Tadej Pogačar: Tourmalet tour de force
Tadej does what he does -- destroys the hopes of every rival in the race.
There was no surprise party on the Tourmalet.
Four-time Tour de France champion Tadej Pogačar (UAE Team Emirates-XRG) dominated the climb up and the descent down the iconic Tourmalet.
Attacking five kilometers from the summit, after a lead-out by Isaac del Toro, Pogačar shot forward and left everyone except Jonas Vingegaard (Visma Lease-a-Bike) in his wake. By the top, he had thirty seconds on the only possible rival in this race.
Then on the backside he took another thirty seconds with an audacious descent that was terrifying to watch. A skillful descender himself, Vingegaard still lost major time.
And the time gaps just kept ballooning out. Inevitable, relentless, brutal. Tack on another minute, why don’t ya!
An elite chase group containing Remco Evenepoel (Red Bull-BORA-hansgrohe), Paul Seixas (Decathlon CMA CGM), Juan Ayuso (Lidl-Trek) and Lenny (Martinez Bahrain Victorious) did damage control. There was plenty of damage that needed attention. Their deficit was almost 3 minutes and growing.
“We were going like crazy and if we explode, we explode,” said Pogačar. “In my mind, I left everything to coincidence. I wasn’t calculating minutes and seconds.” Well, needless to say, he banked a lot of time advantage.
The yellow jersey of Torstein Træen (Uno-X Mobility) had almost eight minutes on Pogačar at today’s start. However, once on the Tourmalet, the Slovenian easily wiped out that deficit. Then disaster for Træen as he clipped the rear wheel of his teammate Anders Halland Johannessen on the descent and crashed hard. After a long, tense examination by the race doctor, he managed to remount.
It was an 18 kilometer mountain climb that has probably decided this Tour de France, barring an unforeseen disaster.

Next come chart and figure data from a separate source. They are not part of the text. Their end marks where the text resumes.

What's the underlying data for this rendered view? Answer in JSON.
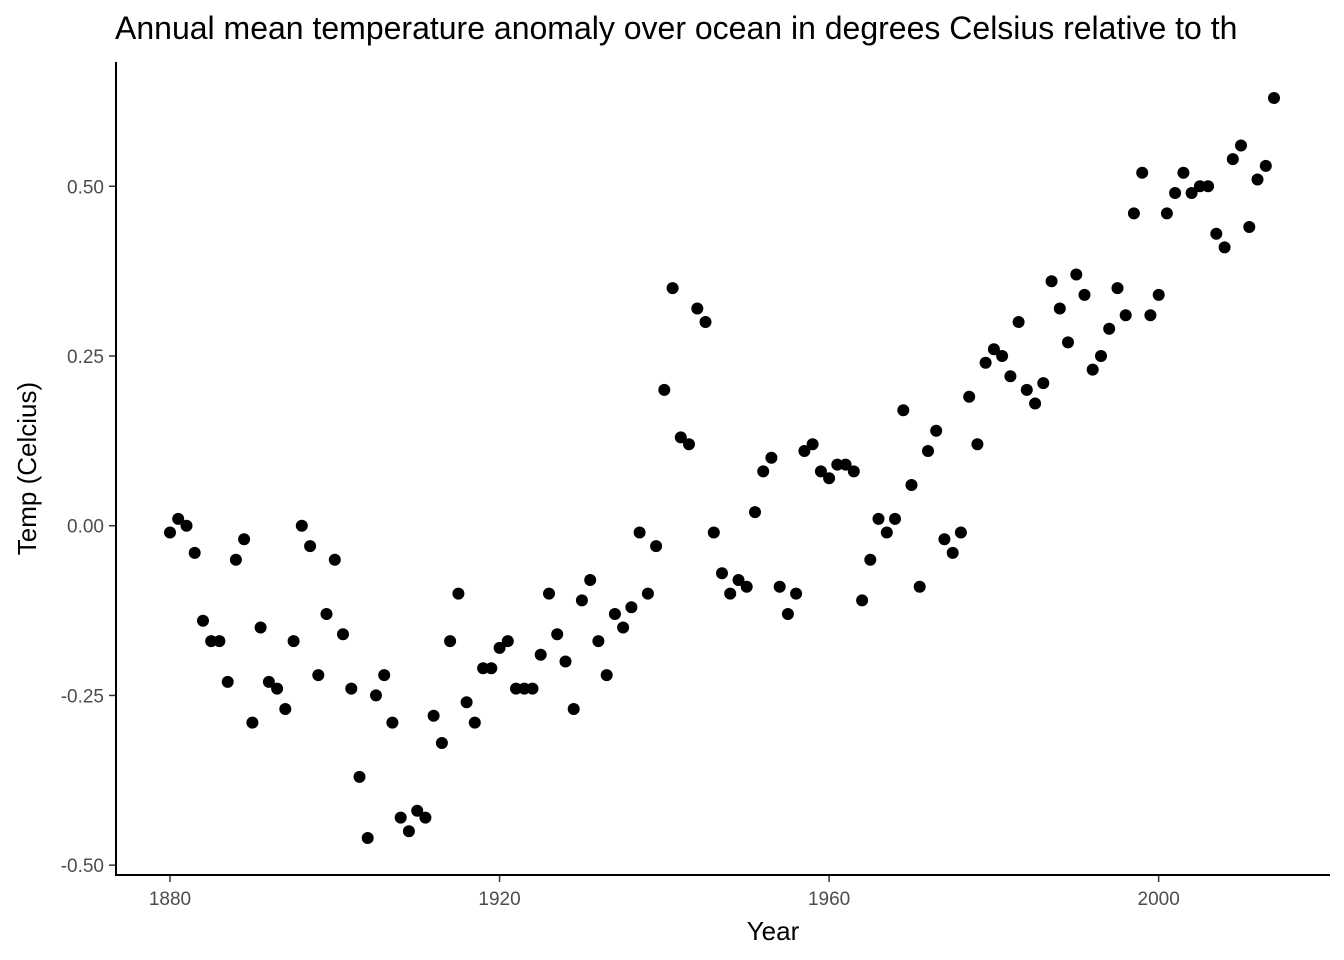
{
  "chart_data": {
    "type": "scatter",
    "title": "Annual mean temperature anomaly over ocean in degrees Celsius relative to th",
    "xlabel": "Year",
    "ylabel": "Temp (Celcius)",
    "xlim": [
      1880,
      2014
    ],
    "ylim": [
      -0.46,
      0.63
    ],
    "grid": false,
    "x_ticks": [
      1880,
      1920,
      1960,
      2000
    ],
    "x_tick_labels": [
      "1880",
      "1920",
      "1960",
      "2000"
    ],
    "y_ticks": [
      -0.5,
      -0.25,
      0.0,
      0.25,
      0.5
    ],
    "y_tick_labels": [
      "-0.50",
      "-0.25",
      "0.00",
      "0.25",
      "0.50"
    ],
    "point_color": "#000000",
    "points": [
      [
        1880,
        -0.01
      ],
      [
        1881,
        0.01
      ],
      [
        1882,
        0.0
      ],
      [
        1883,
        -0.04
      ],
      [
        1884,
        -0.14
      ],
      [
        1885,
        -0.17
      ],
      [
        1886,
        -0.17
      ],
      [
        1887,
        -0.23
      ],
      [
        1888,
        -0.05
      ],
      [
        1889,
        -0.02
      ],
      [
        1890,
        -0.29
      ],
      [
        1891,
        -0.15
      ],
      [
        1892,
        -0.23
      ],
      [
        1893,
        -0.24
      ],
      [
        1894,
        -0.27
      ],
      [
        1895,
        -0.17
      ],
      [
        1896,
        0.0
      ],
      [
        1897,
        -0.03
      ],
      [
        1898,
        -0.22
      ],
      [
        1899,
        -0.13
      ],
      [
        1900,
        -0.05
      ],
      [
        1901,
        -0.16
      ],
      [
        1902,
        -0.24
      ],
      [
        1903,
        -0.37
      ],
      [
        1904,
        -0.46
      ],
      [
        1905,
        -0.25
      ],
      [
        1906,
        -0.22
      ],
      [
        1907,
        -0.29
      ],
      [
        1908,
        -0.43
      ],
      [
        1909,
        -0.45
      ],
      [
        1910,
        -0.42
      ],
      [
        1911,
        -0.43
      ],
      [
        1912,
        -0.28
      ],
      [
        1913,
        -0.32
      ],
      [
        1914,
        -0.17
      ],
      [
        1915,
        -0.1
      ],
      [
        1916,
        -0.26
      ],
      [
        1917,
        -0.29
      ],
      [
        1918,
        -0.21
      ],
      [
        1919,
        -0.21
      ],
      [
        1920,
        -0.18
      ],
      [
        1921,
        -0.17
      ],
      [
        1922,
        -0.24
      ],
      [
        1923,
        -0.24
      ],
      [
        1924,
        -0.24
      ],
      [
        1925,
        -0.19
      ],
      [
        1926,
        -0.1
      ],
      [
        1927,
        -0.16
      ],
      [
        1928,
        -0.2
      ],
      [
        1929,
        -0.27
      ],
      [
        1930,
        -0.11
      ],
      [
        1931,
        -0.08
      ],
      [
        1932,
        -0.17
      ],
      [
        1933,
        -0.22
      ],
      [
        1934,
        -0.13
      ],
      [
        1935,
        -0.15
      ],
      [
        1936,
        -0.12
      ],
      [
        1937,
        -0.01
      ],
      [
        1938,
        -0.1
      ],
      [
        1939,
        -0.03
      ],
      [
        1940,
        0.2
      ],
      [
        1941,
        0.35
      ],
      [
        1942,
        0.13
      ],
      [
        1943,
        0.12
      ],
      [
        1944,
        0.32
      ],
      [
        1945,
        0.3
      ],
      [
        1946,
        -0.01
      ],
      [
        1947,
        -0.07
      ],
      [
        1948,
        -0.1
      ],
      [
        1949,
        -0.08
      ],
      [
        1950,
        -0.09
      ],
      [
        1951,
        0.02
      ],
      [
        1952,
        0.08
      ],
      [
        1953,
        0.1
      ],
      [
        1954,
        -0.09
      ],
      [
        1955,
        -0.13
      ],
      [
        1956,
        -0.1
      ],
      [
        1957,
        0.11
      ],
      [
        1958,
        0.12
      ],
      [
        1959,
        0.08
      ],
      [
        1960,
        0.07
      ],
      [
        1961,
        0.09
      ],
      [
        1962,
        0.09
      ],
      [
        1963,
        0.08
      ],
      [
        1964,
        -0.11
      ],
      [
        1965,
        -0.05
      ],
      [
        1966,
        0.01
      ],
      [
        1967,
        -0.01
      ],
      [
        1968,
        0.01
      ],
      [
        1969,
        0.17
      ],
      [
        1970,
        0.06
      ],
      [
        1971,
        -0.09
      ],
      [
        1972,
        0.11
      ],
      [
        1973,
        0.14
      ],
      [
        1974,
        -0.02
      ],
      [
        1975,
        -0.04
      ],
      [
        1976,
        -0.01
      ],
      [
        1977,
        0.19
      ],
      [
        1978,
        0.12
      ],
      [
        1979,
        0.24
      ],
      [
        1980,
        0.26
      ],
      [
        1981,
        0.25
      ],
      [
        1982,
        0.22
      ],
      [
        1983,
        0.3
      ],
      [
        1984,
        0.2
      ],
      [
        1985,
        0.18
      ],
      [
        1986,
        0.21
      ],
      [
        1987,
        0.36
      ],
      [
        1988,
        0.32
      ],
      [
        1989,
        0.27
      ],
      [
        1990,
        0.37
      ],
      [
        1991,
        0.34
      ],
      [
        1992,
        0.23
      ],
      [
        1993,
        0.25
      ],
      [
        1994,
        0.29
      ],
      [
        1995,
        0.35
      ],
      [
        1996,
        0.31
      ],
      [
        1997,
        0.46
      ],
      [
        1998,
        0.52
      ],
      [
        1999,
        0.31
      ],
      [
        2000,
        0.34
      ],
      [
        2001,
        0.46
      ],
      [
        2002,
        0.49
      ],
      [
        2003,
        0.52
      ],
      [
        2004,
        0.49
      ],
      [
        2005,
        0.5
      ],
      [
        2006,
        0.5
      ],
      [
        2007,
        0.43
      ],
      [
        2008,
        0.41
      ],
      [
        2009,
        0.54
      ],
      [
        2010,
        0.56
      ],
      [
        2011,
        0.44
      ],
      [
        2012,
        0.51
      ],
      [
        2013,
        0.53
      ],
      [
        2014,
        0.63
      ]
    ]
  }
}
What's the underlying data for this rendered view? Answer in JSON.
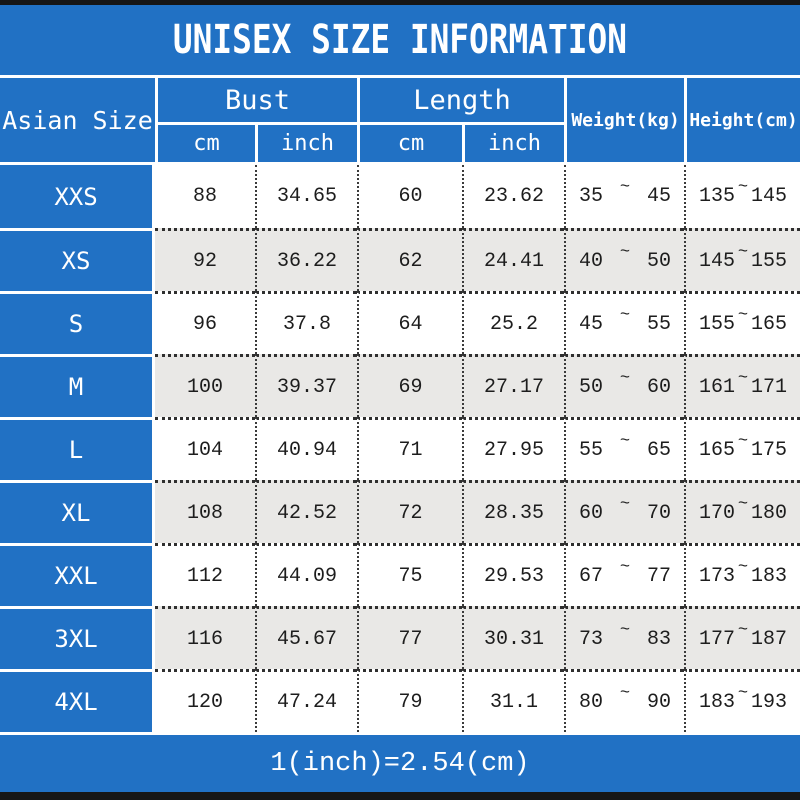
{
  "title": "UNISEX SIZE INFORMATION",
  "footer_note": "1(inch)=2.54(cm)",
  "colors": {
    "accent_blue": "#2171c4",
    "frame_bar": "#161616",
    "alt_row": "#e9e8e6",
    "data_text": "#1d1d1d"
  },
  "header": {
    "asian_size": "Asian Size",
    "bust": "Bust",
    "length": "Length",
    "cm": "cm",
    "inch": "inch",
    "weight": "Weight(kg)",
    "height": "Height(cm)",
    "tilde": "~"
  },
  "chart_data": {
    "type": "table",
    "title": "UNISEX SIZE INFORMATION",
    "column_groups": [
      {
        "label": "Asian Size",
        "sub": []
      },
      {
        "label": "Bust",
        "sub": [
          "cm",
          "inch"
        ]
      },
      {
        "label": "Length",
        "sub": [
          "cm",
          "inch"
        ]
      },
      {
        "label": "Weight(kg)",
        "sub": []
      },
      {
        "label": "Height(cm)",
        "sub": []
      }
    ],
    "columns": [
      "Asian Size",
      "Bust cm",
      "Bust inch",
      "Length cm",
      "Length inch",
      "Weight(kg) min",
      "Weight(kg) max",
      "Height(cm) min",
      "Height(cm) max"
    ],
    "rows": [
      {
        "size": "XXS",
        "bust_cm": "88",
        "bust_inch": "34.65",
        "length_cm": "60",
        "length_inch": "23.62",
        "weight_min": "35",
        "weight_max": "45",
        "height_min": "135",
        "height_max": "145"
      },
      {
        "size": "XS",
        "bust_cm": "92",
        "bust_inch": "36.22",
        "length_cm": "62",
        "length_inch": "24.41",
        "weight_min": "40",
        "weight_max": "50",
        "height_min": "145",
        "height_max": "155"
      },
      {
        "size": "S",
        "bust_cm": "96",
        "bust_inch": "37.8",
        "length_cm": "64",
        "length_inch": "25.2",
        "weight_min": "45",
        "weight_max": "55",
        "height_min": "155",
        "height_max": "165"
      },
      {
        "size": "M",
        "bust_cm": "100",
        "bust_inch": "39.37",
        "length_cm": "69",
        "length_inch": "27.17",
        "weight_min": "50",
        "weight_max": "60",
        "height_min": "161",
        "height_max": "171"
      },
      {
        "size": "L",
        "bust_cm": "104",
        "bust_inch": "40.94",
        "length_cm": "71",
        "length_inch": "27.95",
        "weight_min": "55",
        "weight_max": "65",
        "height_min": "165",
        "height_max": "175"
      },
      {
        "size": "XL",
        "bust_cm": "108",
        "bust_inch": "42.52",
        "length_cm": "72",
        "length_inch": "28.35",
        "weight_min": "60",
        "weight_max": "70",
        "height_min": "170",
        "height_max": "180"
      },
      {
        "size": "XXL",
        "bust_cm": "112",
        "bust_inch": "44.09",
        "length_cm": "75",
        "length_inch": "29.53",
        "weight_min": "67",
        "weight_max": "77",
        "height_min": "173",
        "height_max": "183"
      },
      {
        "size": "3XL",
        "bust_cm": "116",
        "bust_inch": "45.67",
        "length_cm": "77",
        "length_inch": "30.31",
        "weight_min": "73",
        "weight_max": "83",
        "height_min": "177",
        "height_max": "187"
      },
      {
        "size": "4XL",
        "bust_cm": "120",
        "bust_inch": "47.24",
        "length_cm": "79",
        "length_inch": "31.1",
        "weight_min": "80",
        "weight_max": "90",
        "height_min": "183",
        "height_max": "193"
      }
    ],
    "footnote": "1(inch)=2.54(cm)",
    "layout": {
      "size_column_style": "blue-filled",
      "alternating_rows": true,
      "row_separator": "dotted",
      "column_separator": "dotted"
    }
  }
}
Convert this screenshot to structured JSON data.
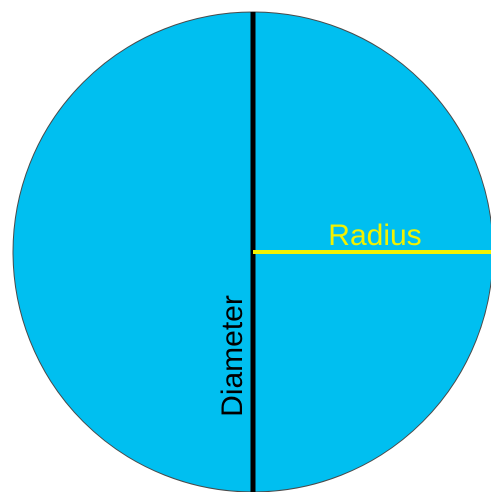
{
  "labels": {
    "radius": "Radius",
    "diameter": "Diameter"
  },
  "colors": {
    "circle_fill": "#00BFF0",
    "circle_outline": "#4a4a4a",
    "radius_line": "#F2F200",
    "radius_text": "#F2F200",
    "diameter_line": "#000000",
    "diameter_text": "#000000"
  }
}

The greatest pro cyclist in the history of the sport simply does what he wants.
The final scoreboard: Pogačar leads Vingegaard by 2:42 and his teammate Del Toro by 3:27 with Remco Evenepoel another 3 seconds behind. 19 year old Paul Seixas, the future of French cycling, took 5th place today which puts him 6th overall, at 3:55. Pas mal, mon pôte!
Another mountain, another win. “Really incredible victory. Sweet for sure,” said Pogačar. “Very big hype already talking about this stage. This morning my mind was going crazy. I was really excited for today.”
Vingegaard, on the other hand was clearly not thrilled by the outcome. Post-stage, he was open and honest about what happened. “It was a very tough day. Not the day I wanted. He put a big attack on Tourmalet and I couldn’t follow,” said the Dane. “That’s how it is. I’m disappointed. Sometimes that’s life. I still believe in myself — my legs will get better.”
Let’s hope so, otherwise the GC battle will largely be about the scramble for the last step on the podium in Paris.
This is the drawback of dominance for those watching the Tour de France. We can be astonished by the talents of Pogačar and still feel a bit bored by the predictability.